As to Andrighetto’s unfair competition claim, the Court of Appeal explained that “unfair competition” includes “any unlawful, unfair or fraudulent business act or practice.” However, explained the Court of Appeal, the California Insurance Commissioner adopted regulations, the Unfair Insurance Practices Act (UIPA) (Ins. Code § 790. et seq.), to determine “whether insurance companies are or have been engaged ‘in any . . . deceptive act or practices prohibited by Section 790.03,” and “[o]ur Supreme Court has held that ‘[p]rivate UIPA actions are absolutely barred; a litigant may not rely on the prescriptions of section 790.03 as the basis for a UCL [unfair competition law] claim.”
Finally, as to Andrighetto’s breach of contract and breach of implied covenant of fair dealing claim, the Court of Appeal explained:
Andrighetto has not pointed to any express term of his homeowners policy that State Farm breached. Instead, as he did in the trial court, he insists that he has a viable implied contract claim based on the same facts supporting his negligence claim. He argues that State Farm and its agent, “having undertaken to provide a `full coverage’ homeowner policy, … owed [him] a contractual duty to perform reasonably and adequately.” He adds that “when [he] requested the `best policy’ and State Farm’s agent told [him] his replacement cost policy provided `full coverage,’ that created a duty to provide coverage that was within a reasonable margin of error of the actual replacement cost of [his] house. That duty can be enforced by a lawsuit either in contract or in tort.” As for his claim for breach of the implied covenant of good faith and fair dealing, Andrighetto argues, as he did below, that State Farm failed to advise him that its agents do not provide a reasonably accurate estimate of the cost to replace his home.

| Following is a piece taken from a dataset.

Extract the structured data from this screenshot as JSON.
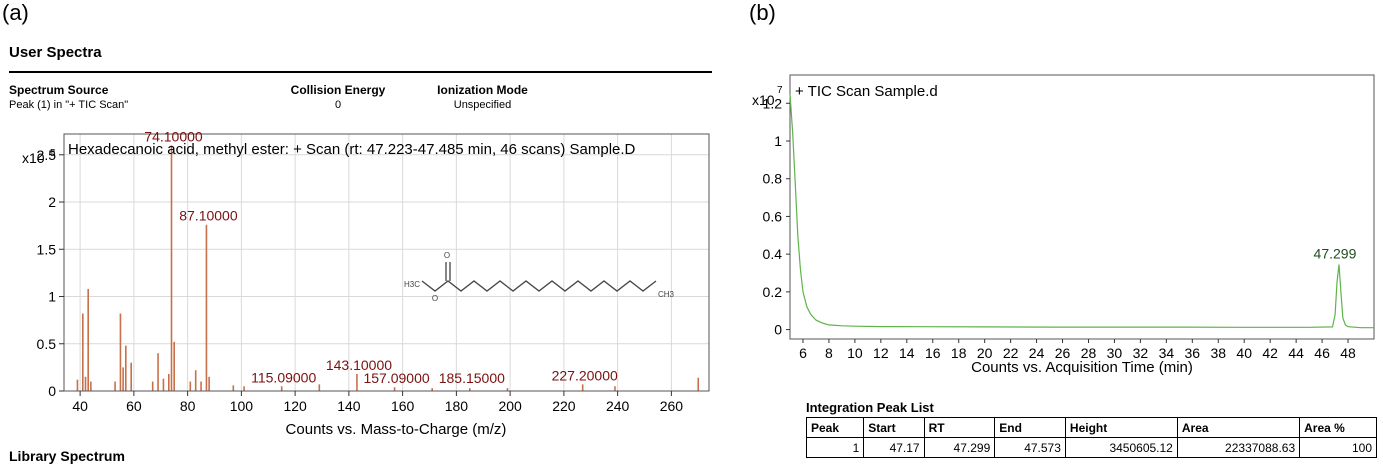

However, explained the Court of Appeal:
The operative complaint alleges breach of an express contract, not an implied contract. Therefore, Andrighetto cannot obtain reversal of the trial court’s summary judgment ruling on such a theory. Moreover, Andrighetto has failed to show the existence of a valid implied contract for full replacement cost coverage or that the trial court otherwise erred in granting summary judgment on his claims for breach of contract and breach of the implied covenant of good faith and fair dealing. Indeed, as we have noted, the parties stipulated that Andrighetto was paid all benefits due under the terms of the insurance policy, and that his insurance claim was handled in a manner consistent with State Farm’s obligations under the covenant of good faith and fair dealing.
Whether you’re a residential homeowner or a commercial property owner, and whether the insurance you are obtaining or maintaining is a property insurance policy, commercial general liability policy, professional liability policy or other type of policy, it can pay, literally, to become familiar with what those policies cover and don’t cover because when necessity requires that you become familiar with them, it can be too late.